A ativação plaquetária desempenha um importante papel fisiopatológico nas SCA. A ativação plaquetária deve ser considerada não apenas no contexto de uma rutura aguda da placa, mas também como podendo contribuir para eventos aterotrombóticos subsequentes na circulação sistémica em doentes com inflamação da parede arterial. Existem três estratégias relacionadas e complementares que oferecem uma terapêutica antiplaquetária eficaz: inibição da ciclo‐oxigenase (COX)‐1 (ácido acetilsalicílico – AAS), inibição da agregação plaquetária mediada pela adenosina difosfato (ADP) com tienopiridinas (ticlopidina, clopidogrel, prasugrel) e inibição da glicoproteína (GP) IIb/IIIa (tirofiban, eptifibatida, abciximab)4.

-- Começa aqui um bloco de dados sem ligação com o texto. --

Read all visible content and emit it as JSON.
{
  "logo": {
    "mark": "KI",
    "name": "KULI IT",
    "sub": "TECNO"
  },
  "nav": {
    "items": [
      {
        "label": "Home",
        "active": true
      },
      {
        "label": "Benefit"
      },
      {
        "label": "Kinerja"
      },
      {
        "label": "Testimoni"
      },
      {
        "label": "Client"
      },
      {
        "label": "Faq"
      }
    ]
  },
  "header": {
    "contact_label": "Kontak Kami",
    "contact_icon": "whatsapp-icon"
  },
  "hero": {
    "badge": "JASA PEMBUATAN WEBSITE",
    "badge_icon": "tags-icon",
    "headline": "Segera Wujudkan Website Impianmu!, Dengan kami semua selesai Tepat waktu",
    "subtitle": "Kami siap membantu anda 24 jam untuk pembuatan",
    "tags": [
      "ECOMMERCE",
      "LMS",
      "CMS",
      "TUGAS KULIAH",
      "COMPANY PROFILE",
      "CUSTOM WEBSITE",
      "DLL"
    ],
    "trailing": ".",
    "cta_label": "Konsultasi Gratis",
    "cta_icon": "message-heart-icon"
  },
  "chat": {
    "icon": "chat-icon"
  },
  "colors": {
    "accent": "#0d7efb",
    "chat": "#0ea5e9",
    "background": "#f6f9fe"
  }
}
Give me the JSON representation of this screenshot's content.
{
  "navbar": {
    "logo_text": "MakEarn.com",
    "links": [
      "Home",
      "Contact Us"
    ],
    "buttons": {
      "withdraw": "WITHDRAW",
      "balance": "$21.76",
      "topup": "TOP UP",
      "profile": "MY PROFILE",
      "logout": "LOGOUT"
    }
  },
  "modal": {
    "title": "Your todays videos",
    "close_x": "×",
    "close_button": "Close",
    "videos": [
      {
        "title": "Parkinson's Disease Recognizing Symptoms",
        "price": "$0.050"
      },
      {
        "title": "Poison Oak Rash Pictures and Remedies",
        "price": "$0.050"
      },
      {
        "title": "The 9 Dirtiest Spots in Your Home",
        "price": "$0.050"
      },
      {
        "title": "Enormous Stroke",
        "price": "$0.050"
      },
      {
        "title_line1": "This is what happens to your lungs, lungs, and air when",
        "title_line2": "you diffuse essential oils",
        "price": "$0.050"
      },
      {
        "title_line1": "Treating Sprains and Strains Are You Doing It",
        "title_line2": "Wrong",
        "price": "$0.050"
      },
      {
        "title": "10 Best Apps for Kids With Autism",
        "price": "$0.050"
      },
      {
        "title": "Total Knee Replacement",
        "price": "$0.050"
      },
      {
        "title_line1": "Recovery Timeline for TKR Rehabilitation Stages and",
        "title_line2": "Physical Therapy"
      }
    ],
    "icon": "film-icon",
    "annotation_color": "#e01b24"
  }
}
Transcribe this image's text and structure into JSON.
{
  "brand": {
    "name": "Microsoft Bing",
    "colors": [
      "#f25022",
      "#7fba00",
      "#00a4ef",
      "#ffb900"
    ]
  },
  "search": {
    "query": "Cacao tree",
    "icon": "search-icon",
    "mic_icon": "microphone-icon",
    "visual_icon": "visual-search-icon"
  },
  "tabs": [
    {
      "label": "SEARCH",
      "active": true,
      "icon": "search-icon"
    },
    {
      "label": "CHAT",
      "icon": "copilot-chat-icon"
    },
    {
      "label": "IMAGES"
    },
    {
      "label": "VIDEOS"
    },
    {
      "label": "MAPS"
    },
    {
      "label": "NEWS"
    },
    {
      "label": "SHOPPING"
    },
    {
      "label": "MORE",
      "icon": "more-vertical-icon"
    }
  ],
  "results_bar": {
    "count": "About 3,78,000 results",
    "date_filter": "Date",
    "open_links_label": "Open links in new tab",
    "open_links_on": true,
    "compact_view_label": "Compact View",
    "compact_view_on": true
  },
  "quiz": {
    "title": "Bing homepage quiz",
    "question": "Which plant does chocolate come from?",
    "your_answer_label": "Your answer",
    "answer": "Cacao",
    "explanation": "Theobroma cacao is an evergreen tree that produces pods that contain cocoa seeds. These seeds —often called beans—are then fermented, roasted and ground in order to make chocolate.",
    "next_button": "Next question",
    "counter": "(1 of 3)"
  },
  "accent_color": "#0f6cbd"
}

O ticagrelor pertence ao grupo farmacoterapêutico dos inibidores da agregação plaquetária excluindo heparina e é o primeiro antagonista do recetor P2Y12 oralmente ativo, reversível, de uma nova classe química, as CPTP5. Como as tienopiridinas, ticagrelor bloqueia o recetor plaquetário ADP P2Y12, de modo a inibir a ativação e agregação plaquetárias mediadas por ADP. Contudo, ao contrário das tienopiridinas, que são antagonistas irreversíveis, o ticagrelor liga‐se direta e reversivelmente ao recetor ADP P2Y12 e, de modo não competitivo, inibe a transdução do sinal.

Métodos

O presente estudo avalia as relações de custo‐efetividade e custo‐utilidade de ticagrelor (dose de carga +90mg bid) face ao clopidogrel (dose de carga +75mg od), no tratamento de doentes com SCA.

As consequências foram medidas em anos de vida salvos e anos de vida ajustados pela qualidade (QALY). Os dados de eficácia foram retirados do ensaio clínico PLATO. Os eventos principais do modelo são as mortes por qualquer causa, enfarte do miocárdio e AVC não fatais.

As características mais importantes da população de base considerada no modelo, baseada nos doentes do ensaio PLATO, constam da Tabela 1.

Tabela 1.

Características da população no cenário base

Características basais  Grupo ticagrelor  Grupo clopidogrel 
  (n=9333)  (n=9291) 
Mediana de idade – anos  62  62 
Idade ≥75 anos – n.°/n.° total (%)  1396/9333 (15,0)  1482/9291 (16,0) 
Sexo feminino – n.°/n.° total (%)  2655/9333 (28,4)  2633/9291 (28,3) 
IMC mediano (intervalo)*  27 (13‐68)  27 (13‐70) 

* O índice de massa corporal (IMC) é o peso em quilogramas dividido pelo quadrado da altura em metros.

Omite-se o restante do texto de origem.